Since I want to keep putting out music that’s fresh and interesting, but I also want to get faster at it, I’ve been thinking about releasing my own sample library. I have created a handful of EDM samples already that I don’t have much use for but could sound really fantastic in someone else’s work. I also have a narrowing percussion sound library on my machine that needs to grow. Even if I had transients that sounded like a drum, I could process them to sound like the rest of my orchestra (this digital reconstruction of how I imagine the orchestra). It struck me that all I may need is one or two objects and I could make something that “feels” like orchestral drum. So, now that I have the means to do quality recordings, I decided to start work on "Feel Drums."
What is Feel Drums? Feel Drums is phase 1 of my attempt to start developing a system to crank out this music more efficiently and still sound real. Feel Drums is about creativity and keeping the music interesting. In production it's easy to get comfortable with a system that you develop and start using the same sounds over and over again, but I don't want to be that kind of artist. My favorite music comes from huge companies who make quality productions but I'm also inspired by other artists my age who are doing amazingly unique work. If the creative sounds of the young artists could meet the polished sound of large production companies, what would we get? I'm on an epic quest to find out. And if you're an epic music artist too, you can join me.
We begin with percussion, the texture of the symphony. The foundation of music itself. Often overlooked, percussion is so important in epic music. I often spend half my time mixing it. With my instrumental background, strings, horns, and keys comes easy to me, but developing percussion and orchestral texture takes some extra thought. I chose the name feel drums because my goal is to develop low end and mimic the sounds of the orchestra. The sounds will feel big like every orchestra sound, focused on the space of the sound and what it feels like but they will actually be every day objects like tubs and trash cans, mixed with textures. It sounds crazy, I know, but at the time of writing this, the results have been a success so far. Think I can't make garbage sound like the orchestra? You tell me...
Weeeell, maybe not to a fault, but it's a start. We'll get there.

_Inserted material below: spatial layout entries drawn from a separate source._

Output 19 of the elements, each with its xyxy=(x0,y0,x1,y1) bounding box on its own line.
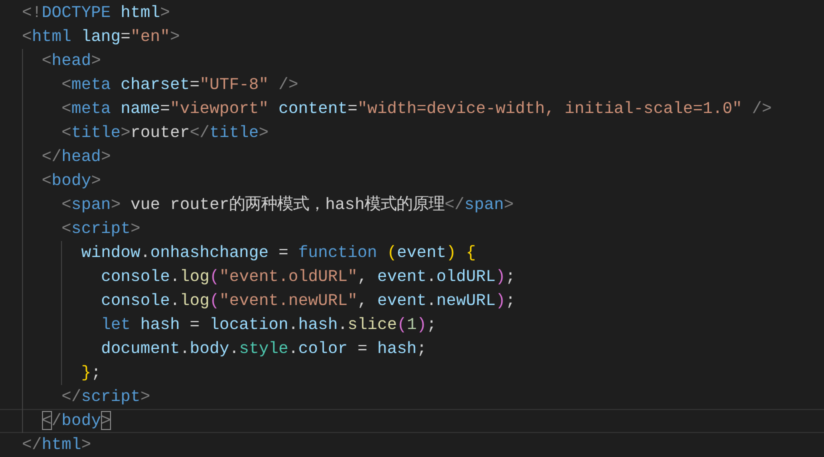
code-line: console.log("event.oldURL", event.oldURL); xyxy=(100,267,516,286)
code-line: <title>router</title> xyxy=(61,123,269,142)
code-line: <html lang="en"> xyxy=(22,27,180,46)
code-line: }; xyxy=(81,363,101,382)
code-line: window.onhashchange = function (event) { xyxy=(81,243,476,262)
code-line: </head> xyxy=(42,147,111,166)
code-line: <!DOCTYPE html> xyxy=(22,3,170,22)
code-line: </script> xyxy=(61,387,150,406)
code-line: let hash = location.hash.slice(1); xyxy=(100,315,436,334)
code-line: <script> xyxy=(61,219,140,238)
code-line: <body> xyxy=(42,171,101,190)
code-line: </html> xyxy=(22,435,92,454)
code-line: <meta charset="UTF-8" /> xyxy=(61,75,298,94)
code-line: <span> vue router的两种模式，hash模式的原理</span> xyxy=(61,195,514,214)
code-line: <head> xyxy=(42,51,101,70)
code-line: console.log("event.newURL", event.newURL); xyxy=(100,291,516,310)
code-line: </body> xyxy=(42,411,111,430)
code-line: document.body.style.color = hash; xyxy=(100,339,427,358)
code-line: <meta name="viewport" content="width=device-width, initial-scale=1.0" /> xyxy=(61,99,772,118)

While it's certain I don't entirely know what I'm doing yet, it's all just an experiment, as with everything i do, but I like where it is going. I don't have an actual studio yet, with thousands of dollars worth of equipment, or even a drum set, but I do have what most people around the world have. Drumming is arguably the most integral part of being human and you don't need any expensive tools to do it, only ancient ones. I got the idea for this project from reading Ian Brennan's "How Music Dies (Or Lives)." I realized from the excerpts in that book that my productions don't have enough actual raw recordings. Music, at its heart, never changes or at least it shouldn’t. In the last few decades alone though it has seen a revolution like none before, and everything is overproduced, even my work. So I actually need to do even more work to get my music to sound new and different, by using the microphone more. I still want to organize my sample library, that hasn't changed. My sample library is a mess the way it is now, with far too many sub folders. By the time I finish Feel Drums it will be the first of many volumes of percussion samples that I produce. That's the goal, or at least one possibility. But similar to the way I've been trying to generate a human sound by recording real piano, my goal is to start experimenting with real percussion in a way that I haven't done basically since I was a toddler, and allot more time toward the tradition of recording raw sounds. It will combine the old with the new. Why buy percussion libraries when I have the capabilities to produce one myself? This is huge, and I may talk more in the future about this idea of tapping into your resources. All young producers these days need to consider what they have to work with and see how much they can really squeeze out of it. Graham at the Recording Revolution talks about this a lot as well. I love his videos. If you’re not familiar with them already, you should go check them out. His point is, and my point is, nothing should stop you from making great music, and limits are actually your strengths oftentimes.
Those are all the spoilers I have for today. The other project I’m spending my time on is a horror film score for a friend of mine which is also inspiring electronic sounds for what may end up as a sci-fi suspense album. Who knows, they also might end up in the 2110 album I have coming up. Chances are that most new visitors aren’t familiar with 2110, an extended sci-fi universe I created with friends. I’ll save details for another post. My next idea is a series of content related to 2110, although I haven’t started writing music for it just yet.